Our hero works surreptitiously to spread anti-war propaganda, damage the enemy’s economy through using counterfeit currency, and tie up the military authorities in futile investigations. He moves on to killings and bombings, seeking out malcontents to use as scapegoats, all along aiming to spread alarm and despondency amongst the general population. Clearly, by any of our standards these days, he’s a terrorist. The reader is never actually told the cause of the war, or whether either side has the moral high ground, but tends to assume that Earth must be in the right because, well, that’s where we come from. There is an unavoidable question as to how far readers could condone violence against possibly innocent people just because they believe their cause to be just. It’s a message as relevant today – perhaps even more relevant – as it was when Russell was writing.

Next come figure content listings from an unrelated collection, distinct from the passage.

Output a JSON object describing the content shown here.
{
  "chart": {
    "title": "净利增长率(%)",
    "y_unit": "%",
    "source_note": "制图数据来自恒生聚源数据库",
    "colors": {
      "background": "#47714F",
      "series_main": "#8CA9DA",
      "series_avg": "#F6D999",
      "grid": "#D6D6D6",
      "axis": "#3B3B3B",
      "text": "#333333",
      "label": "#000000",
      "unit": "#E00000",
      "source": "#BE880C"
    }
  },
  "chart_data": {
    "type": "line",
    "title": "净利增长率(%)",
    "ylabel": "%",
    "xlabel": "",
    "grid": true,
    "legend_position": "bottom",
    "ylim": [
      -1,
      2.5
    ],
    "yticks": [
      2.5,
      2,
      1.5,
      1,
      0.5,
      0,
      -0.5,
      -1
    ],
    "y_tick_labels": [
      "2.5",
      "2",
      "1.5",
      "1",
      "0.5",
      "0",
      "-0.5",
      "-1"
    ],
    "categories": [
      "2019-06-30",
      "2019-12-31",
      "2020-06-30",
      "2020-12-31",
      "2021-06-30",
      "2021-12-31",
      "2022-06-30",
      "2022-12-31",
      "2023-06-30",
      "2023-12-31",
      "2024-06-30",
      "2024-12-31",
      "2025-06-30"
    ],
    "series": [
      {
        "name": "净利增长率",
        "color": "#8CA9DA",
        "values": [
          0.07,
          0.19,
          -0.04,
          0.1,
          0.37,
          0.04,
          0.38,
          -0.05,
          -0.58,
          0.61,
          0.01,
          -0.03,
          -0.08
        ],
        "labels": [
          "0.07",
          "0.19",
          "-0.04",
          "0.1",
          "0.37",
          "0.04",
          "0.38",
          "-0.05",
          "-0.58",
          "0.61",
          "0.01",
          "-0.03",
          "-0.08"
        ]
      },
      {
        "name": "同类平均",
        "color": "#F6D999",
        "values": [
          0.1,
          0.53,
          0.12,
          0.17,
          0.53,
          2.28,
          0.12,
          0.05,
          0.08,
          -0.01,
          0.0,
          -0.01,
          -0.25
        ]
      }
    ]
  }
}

But it was his tales of interplanetary exploration that caught the imagination of those with an interest in space travel. A series of linked short stories during the 1940s, describing the adventures of a team of explorers roaming the Solar System and beyond, was collected in Men, Martians and Machines from 1955, and one can be struck by similarities to the planet-hopping exploits of later television series such as Star Trek.

Here is a multi-racial crew – the tentacled Martians have contempt for the awful smell of humans but a love for the game of chess, and are essential to the success of the mission – and robots can sometimes save the day. Together they face many of the now well-known potential crises of space travel, dealing with the consequences of a meteor strike on a spacecraft on a journey to Venus, and then plunging uncontrollably towards the Sun, followed by excursions to planets in other star systems where the inhabitants present unexpected problems.

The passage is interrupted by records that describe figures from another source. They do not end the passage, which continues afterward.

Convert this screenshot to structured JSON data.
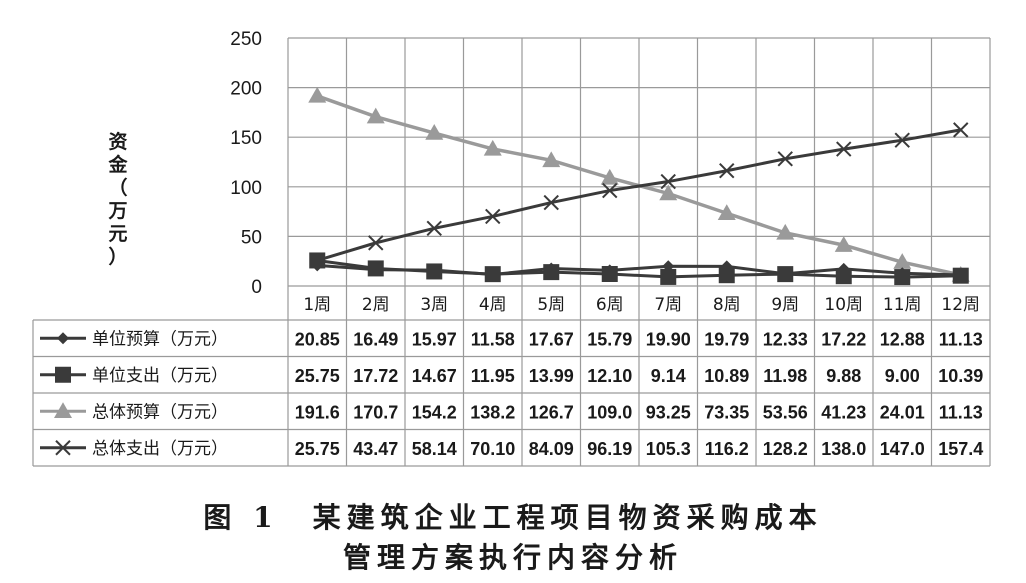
{
  "chart_data": {
    "type": "line",
    "ylabel": "资金（万元）",
    "ylim": [
      0,
      250
    ],
    "yticks": [
      0,
      50,
      100,
      150,
      200,
      250
    ],
    "grid": true,
    "legend": "table-rows-below",
    "categories": [
      "1周",
      "2周",
      "3周",
      "4周",
      "5周",
      "6周",
      "7周",
      "8周",
      "9周",
      "10周",
      "11周",
      "12周"
    ],
    "series": [
      {
        "name": "单位预算（万元）",
        "marker": "diamond",
        "color": "#3a3a3a",
        "values": [
          20.85,
          16.49,
          15.97,
          11.58,
          17.67,
          15.79,
          19.9,
          19.79,
          12.33,
          17.22,
          12.88,
          11.13
        ],
        "labels": [
          "20.85",
          "16.49",
          "15.97",
          "11.58",
          "17.67",
          "15.79",
          "19.90",
          "19.79",
          "12.33",
          "17.22",
          "12.88",
          "11.13"
        ]
      },
      {
        "name": "单位支出（万元）",
        "marker": "square",
        "color": "#3a3a3a",
        "values": [
          25.75,
          17.72,
          14.67,
          11.95,
          13.99,
          12.1,
          9.14,
          10.89,
          11.98,
          9.88,
          9.0,
          10.39
        ],
        "labels": [
          "25.75",
          "17.72",
          "14.67",
          "11.95",
          "13.99",
          "12.10",
          "9.14",
          "10.89",
          "11.98",
          "9.88",
          "9.00",
          "10.39"
        ]
      },
      {
        "name": "总体预算（万元）",
        "marker": "triangle",
        "color": "#9a9a9a",
        "values": [
          191.6,
          170.7,
          154.2,
          138.2,
          126.7,
          109.0,
          93.25,
          73.35,
          53.56,
          41.23,
          24.01,
          11.13
        ],
        "labels": [
          "191.6",
          "170.7",
          "154.2",
          "138.2",
          "126.7",
          "109.0",
          "93.25",
          "73.35",
          "53.56",
          "41.23",
          "24.01",
          "11.13"
        ]
      },
      {
        "name": "总体支出（万元）",
        "marker": "x",
        "color": "#3a3a3a",
        "values": [
          25.75,
          43.47,
          58.14,
          70.1,
          84.09,
          96.19,
          105.3,
          116.2,
          128.2,
          138.0,
          147.0,
          157.4
        ],
        "labels": [
          "25.75",
          "43.47",
          "58.14",
          "70.10",
          "84.09",
          "96.19",
          "105.3",
          "116.2",
          "128.2",
          "138.0",
          "147.0",
          "157.4"
        ]
      }
    ]
  },
  "caption": {
    "line1": "图 1　某建筑企业工程项目物资采购成本",
    "line2": "管理方案执行内容分析"
  }
}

One world is occupied by AI machines with a communal intelligence, whose programming makes it hard for them to cope with the abnormal, as humans and Martians definitely are, or anything which does not work according to their programmed rules, resulting in a scientific desire to dissect beings which display independence. It does make the reader wonder how AI might behave if, or when, it ever does develop true intelligence, though here on Earth it would, of course, be far more understanding of human behaviour, wouldn’t it? Let’s hope so.

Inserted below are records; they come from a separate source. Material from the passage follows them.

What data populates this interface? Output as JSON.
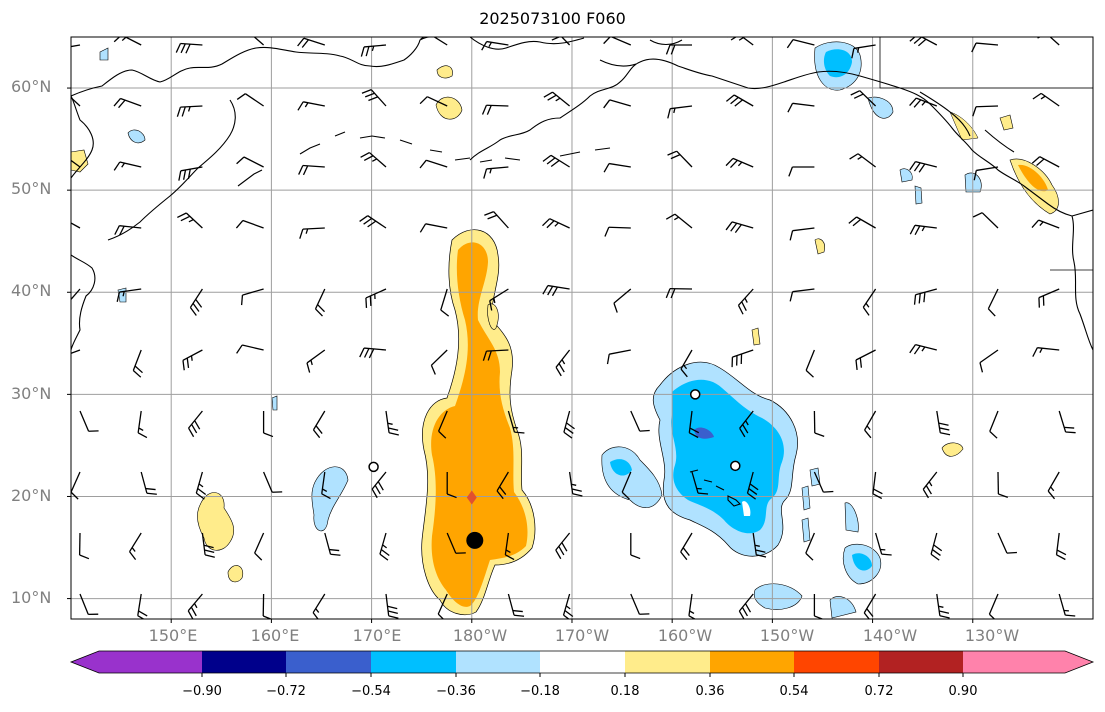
{
  "title": "2025073100 F060",
  "lat_labels": [
    "60°N",
    "50°N",
    "40°N",
    "30°N",
    "20°N",
    "10°N"
  ],
  "lon_labels": [
    "150°E",
    "160°E",
    "170°E",
    "180°W",
    "170°W",
    "160°W",
    "150°W",
    "140°W",
    "130°W"
  ],
  "colorbar": {
    "colors": [
      "#9932cc",
      "#00008b",
      "#3a5fcd",
      "#00bfff",
      "#b0e2ff",
      "#ffffff",
      "#ffec8b",
      "#ffa500",
      "#ff4500",
      "#b22222",
      "#ff82ab"
    ],
    "tick_labels": [
      "−0.90",
      "−0.72",
      "−0.54",
      "−0.36",
      "−0.18",
      "0.18",
      "0.36",
      "0.54",
      "0.72",
      "0.90"
    ]
  },
  "map": {
    "extent": {
      "lon_min": 140,
      "lon_max": 242,
      "lat_min": 8,
      "lat_max": 65
    },
    "graticule_lons": [
      150,
      160,
      170,
      180,
      190,
      200,
      210,
      220,
      230
    ],
    "graticule_lats": [
      10,
      20,
      30,
      40,
      50,
      60
    ],
    "markers": {
      "black_dot": {
        "lon": 180.3,
        "lat": 15.7
      },
      "red_diamond": {
        "lon": 180.0,
        "lat": 19.9
      },
      "open_circles": [
        {
          "lon": 170.2,
          "lat": 22.9
        },
        {
          "lon": 206.3,
          "lat": 23.0
        },
        {
          "lon": 202.3,
          "lat": 30.0
        }
      ]
    }
  }
}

On a forest world, they encounter a humanoid race that lives a symbiotic life with trees, sharing their existence and their faculties, and who don’t take kindly to humans and Martians intruding on their peaceful lifestyle. Perhaps there’s a message for any future ambassadors who might think they know better than the local inhabitants. Another planet features particularly unpleasant aliens who can deceive the human (and Martian) mind in remarkable and ingenious ways.

An outstanding feature of these stories, as in many of his others such as the 1952 short story Landing Party, and particularly his Hugo Award winning Allamagoosa of 1955, is that they are told with a degree of humour, so often targeting bureaucracy and officialdom, but also regarding the everyday events of life in space. In his history of science fiction Billion Year Spree, Brian Aldiss referred to Russell as the “licensed jester” to John W. Campbell as editor of Astounding magazine.

Our understanding of the universe and the technology of spaceflight has progressed immensely since the days when Russell was writing, but possibly the key message emerging from so much of his fiction is that, despite all the perils and trials of future space exploration, it might actually be fun. A review in the Oxford Mail at the time suggested that “Many writers have followed the trail Mr Russell blazed. Most of them lack his drive and wise-cracking humour.” Surely any enthusiasm, for any subject, needs to employ a smile to balance the seriousness.

As Russell expressed it so well in Men, Martians and Machines: “Space-conquerors, bah! Nutty, all of them, just like you and me!”.